Another $7.7 billion is mandatory defense spending that doesn't get
authorized by Congress. That means the bill would provide the entire
$611.9 billion desired by the president.
Obama says the committee is using a budget "gimmick" to increase defense spending while failing to reverse the spending caps.
The
Republican chairman of the Armed Services Committee, which approved the
National Defense Authorization Act 60-2, downplayed the opposition.
"Some
in Congress may try to oppose the NDAA to try to put pressure on us to
increase spending on domestic agencies," said Rep. Mac Thornberry,
R-Texas. "I hope that's
not true, because it is absolutely wrong to use the men and women who
serve our country in the military as pawns in some sort of political
game in Washington.
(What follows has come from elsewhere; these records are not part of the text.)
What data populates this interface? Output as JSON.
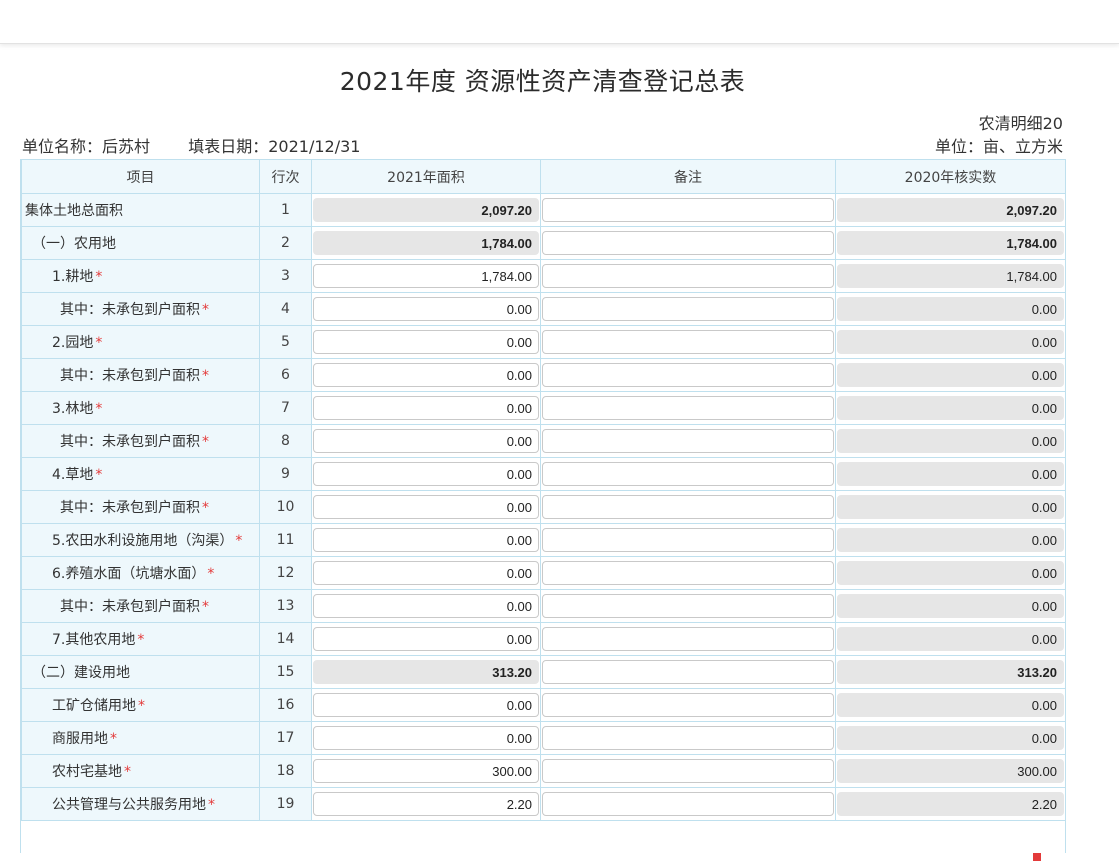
{
  "title": "2021年度 资源性资产清查登记总表",
  "form_code": "农清明细20",
  "meta": {
    "unit_name_label": "单位名称：",
    "unit_name": "后苏村",
    "fill_date_label": "填表日期：",
    "fill_date": "2021/12/31",
    "unit_label": "单位：亩、立方米"
  },
  "headers": {
    "item": "项目",
    "row_no": "行次",
    "area_2021": "2021年面积",
    "note": "备注",
    "verified_2020": "2020年核实数"
  },
  "rows": [
    {
      "item": "集体土地总面积",
      "row": "1",
      "area": "2,097.20",
      "verified": "2,097.20",
      "indent": 0,
      "star": false,
      "bold": true,
      "editable": false
    },
    {
      "item": "（一）农用地",
      "row": "2",
      "area": "1,784.00",
      "verified": "1,784.00",
      "indent": 1,
      "star": false,
      "bold": true,
      "editable": false
    },
    {
      "item": "1.耕地",
      "row": "3",
      "area": "1,784.00",
      "verified": "1,784.00",
      "indent": 2,
      "star": true,
      "bold": false,
      "editable": true
    },
    {
      "item": "其中：未承包到户面积",
      "row": "4",
      "area": "0.00",
      "verified": "0.00",
      "indent": 3,
      "star": true,
      "bold": false,
      "editable": true
    },
    {
      "item": "2.园地",
      "row": "5",
      "area": "0.00",
      "verified": "0.00",
      "indent": 2,
      "star": true,
      "bold": false,
      "editable": true
    },
    {
      "item": "其中：未承包到户面积",
      "row": "6",
      "area": "0.00",
      "verified": "0.00",
      "indent": 3,
      "star": true,
      "bold": false,
      "editable": true
    },
    {
      "item": "3.林地",
      "row": "7",
      "area": "0.00",
      "verified": "0.00",
      "indent": 2,
      "star": true,
      "bold": false,
      "editable": true
    },
    {
      "item": "其中：未承包到户面积",
      "row": "8",
      "area": "0.00",
      "verified": "0.00",
      "indent": 3,
      "star": true,
      "bold": false,
      "editable": true
    },
    {
      "item": "4.草地",
      "row": "9",
      "area": "0.00",
      "verified": "0.00",
      "indent": 2,
      "star": true,
      "bold": false,
      "editable": true
    },
    {
      "item": "其中：未承包到户面积",
      "row": "10",
      "area": "0.00",
      "verified": "0.00",
      "indent": 3,
      "star": true,
      "bold": false,
      "editable": true
    },
    {
      "item": "5.农田水利设施用地（沟渠）",
      "row": "11",
      "area": "0.00",
      "verified": "0.00",
      "indent": 2,
      "star": true,
      "bold": false,
      "editable": true
    },
    {
      "item": "6.养殖水面（坑塘水面）",
      "row": "12",
      "area": "0.00",
      "verified": "0.00",
      "indent": 2,
      "star": true,
      "bold": false,
      "editable": true
    },
    {
      "item": "其中：未承包到户面积",
      "row": "13",
      "area": "0.00",
      "verified": "0.00",
      "indent": 3,
      "star": true,
      "bold": false,
      "editable": true
    },
    {
      "item": "7.其他农用地",
      "row": "14",
      "area": "0.00",
      "verified": "0.00",
      "indent": 2,
      "star": true,
      "bold": false,
      "editable": true
    },
    {
      "item": "（二）建设用地",
      "row": "15",
      "area": "313.20",
      "verified": "313.20",
      "indent": 1,
      "star": false,
      "bold": true,
      "editable": false
    },
    {
      "item": "工矿仓储用地",
      "row": "16",
      "area": "0.00",
      "verified": "0.00",
      "indent": 2,
      "star": true,
      "bold": false,
      "editable": true
    },
    {
      "item": "商服用地",
      "row": "17",
      "area": "0.00",
      "verified": "0.00",
      "indent": 2,
      "star": true,
      "bold": false,
      "editable": true
    },
    {
      "item": "农村宅基地",
      "row": "18",
      "area": "300.00",
      "verified": "300.00",
      "indent": 2,
      "star": true,
      "bold": false,
      "editable": true
    },
    {
      "item": "公共管理与公共服务用地",
      "row": "19",
      "area": "2.20",
      "verified": "2.20",
      "indent": 2,
      "star": true,
      "bold": false,
      "editable": true
    }
  ],
  "colors": {
    "header_bg": "#eef8fc",
    "border": "#bfe0ee",
    "readonly_bg": "#e6e6e6",
    "required_star": "#e33a3a"
  }
}
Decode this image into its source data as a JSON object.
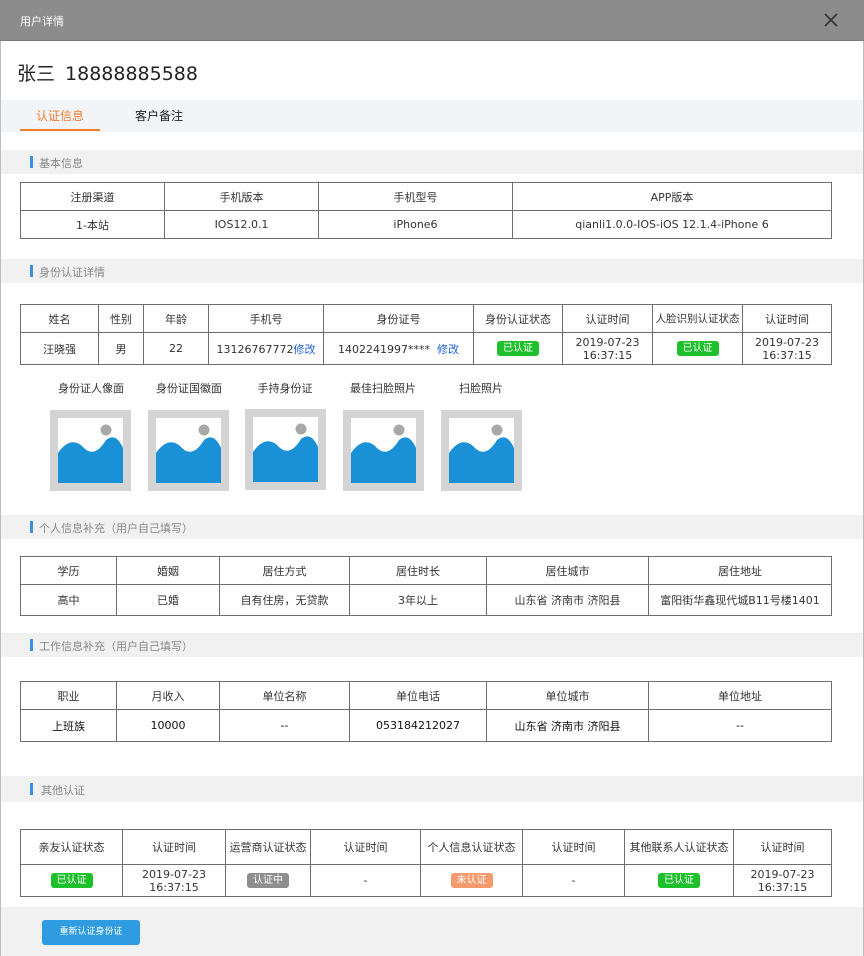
{
  "dialog": {
    "title": "用户详情"
  },
  "user": {
    "name": "张三",
    "phone": "18888885588"
  },
  "tabs": [
    {
      "label": "认证信息",
      "active": true
    },
    {
      "label": "客户备注",
      "active": false
    }
  ],
  "sections": {
    "basic": "基本信息",
    "identity": "身份认证详情",
    "personal": "个人信息补充（用户自己填写）",
    "work": "工作信息补充（用户自己填写）",
    "other": "其他认证"
  },
  "basic_table": {
    "headers": [
      "注册渠道",
      "手机版本",
      "手机型号",
      "APP版本"
    ],
    "row": [
      "1-本站",
      "IOS12.0.1",
      "iPhone6",
      "qianli1.0.0-IOS-iOS 12.1.4-iPhone 6"
    ]
  },
  "identity_table": {
    "headers": [
      "姓名",
      "性别",
      "年龄",
      "手机号",
      "身份证号",
      "身份认证状态",
      "认证时间",
      "人脸识别认证状态",
      "认证时间"
    ],
    "name": "汪晓强",
    "gender": "男",
    "age": "22",
    "phone": "13126767772",
    "id_number": "1402241997****",
    "edit_label": "修改",
    "id_status": "已认证",
    "id_time": "2019-07-23 16:37:15",
    "face_status": "已认证",
    "face_time": "2019-07-23 16:37:15"
  },
  "photos": [
    {
      "label": "身份证人像面"
    },
    {
      "label": "身份证国徽面"
    },
    {
      "label": "手持身份证"
    },
    {
      "label": "最佳扫脸照片"
    },
    {
      "label": "扫脸照片"
    }
  ],
  "personal_table": {
    "headers": [
      "学历",
      "婚姻",
      "居住方式",
      "居住时长",
      "居住城市",
      "居住地址"
    ],
    "row": [
      "高中",
      "已婚",
      "自有住房，无贷款",
      "3年以上",
      "山东省 济南市 济阳县",
      "富阳街华鑫现代城B11号楼1401"
    ]
  },
  "work_table": {
    "headers": [
      "职业",
      "月收入",
      "单位名称",
      "单位电话",
      "单位城市",
      "单位地址"
    ],
    "row": [
      "上班族",
      "10000",
      "--",
      "053184212027",
      "山东省 济南市 济阳县",
      "--"
    ]
  },
  "other_table": {
    "headers": [
      "亲友认证状态",
      "认证时间",
      "运营商认证状态",
      "认证时间",
      "个人信息认证状态",
      "认证时间",
      "其他联系人认证状态",
      "认证时间"
    ],
    "friend_status": "已认证",
    "friend_time": "2019-07-23 16:37:15",
    "carrier_status": "认证中",
    "carrier_time": "-",
    "personal_status": "未认证",
    "personal_time": "-",
    "contact_status": "已认证",
    "contact_time": "2019-07-23 16:37:15"
  },
  "actions": {
    "reauth_label": "重新认证身份证"
  },
  "colors": {
    "accent": "#f07d2b",
    "primary": "#2f9be0",
    "green": "#1ec02b",
    "gray": "#8e8e8e",
    "orange": "#f59a6c"
  }
}
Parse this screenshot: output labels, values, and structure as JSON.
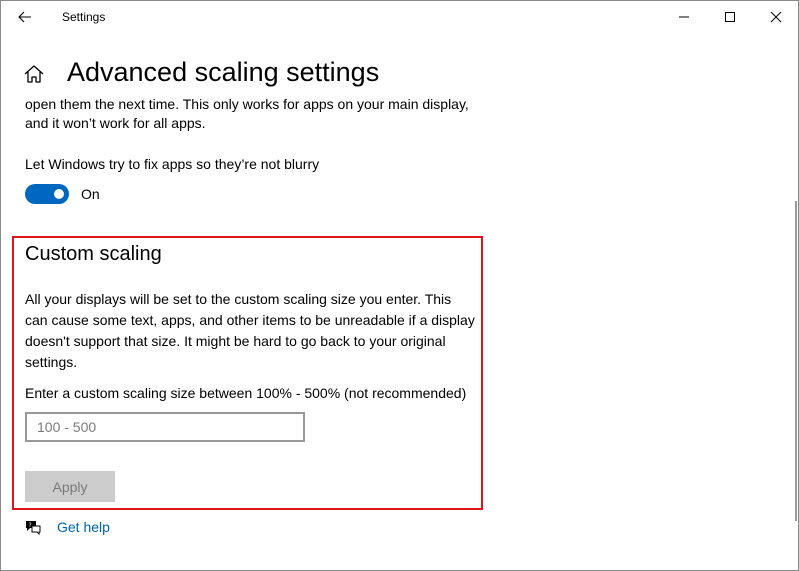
{
  "window": {
    "title": "Settings"
  },
  "page": {
    "title": "Advanced scaling settings",
    "intro_text": "open them the next time. This only works for apps on your main display, and it won’t work for all apps."
  },
  "blur_fix": {
    "label": "Let Windows try to fix apps so they’re not blurry",
    "state_text": "On",
    "enabled": true
  },
  "custom_scaling": {
    "heading": "Custom scaling",
    "description": "All your displays will be set to the custom scaling size you enter. This can cause some text, apps, and other items to be unreadable if a display doesn't support that size. It might be hard to go back to your original settings.",
    "input_label": "Enter a custom scaling size between 100% - 500% (not recommended)",
    "input_value": "",
    "input_placeholder": "100 - 500",
    "apply_label": "Apply",
    "apply_enabled": false
  },
  "help": {
    "link_label": "Get help",
    "icon": "help-chat-icon"
  },
  "colors": {
    "accent": "#0067c0",
    "highlight_border": "#e0141e",
    "link": "#0063b1",
    "disabled_button": "#cccccc"
  }
}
This bill deserves the support of the full House,
like it had of the Armed Services Committee."
The
White House has said the president will not back a budget that locks in
spending caps and he will not "fix defense without fixing nondefense
spending."
Thornberry
said that padding the war-fighting account, known as the Overseas
Contingency Operations fund is "not a good way to run a railroad." But
he said that until
the spending caps are removed or replaced with something else, he has
to focus on what the military needs right now to defend the nation.
The
White House also is pushing back against a host of other provisions of
the bill, including one that would make it harder for Obama to close the
military prison for
terror suspects at Guantanamo Bay, Cuba. On Ukraine, it calls for
arming Ukrainian forces fighting Russian-backed separatists — something
the Obama administration has so far resisted.
The
administration also opposes measures that aim to bypass the Iraqi
government in Baghdad and give money directly to Iraqi Kurdish fighters.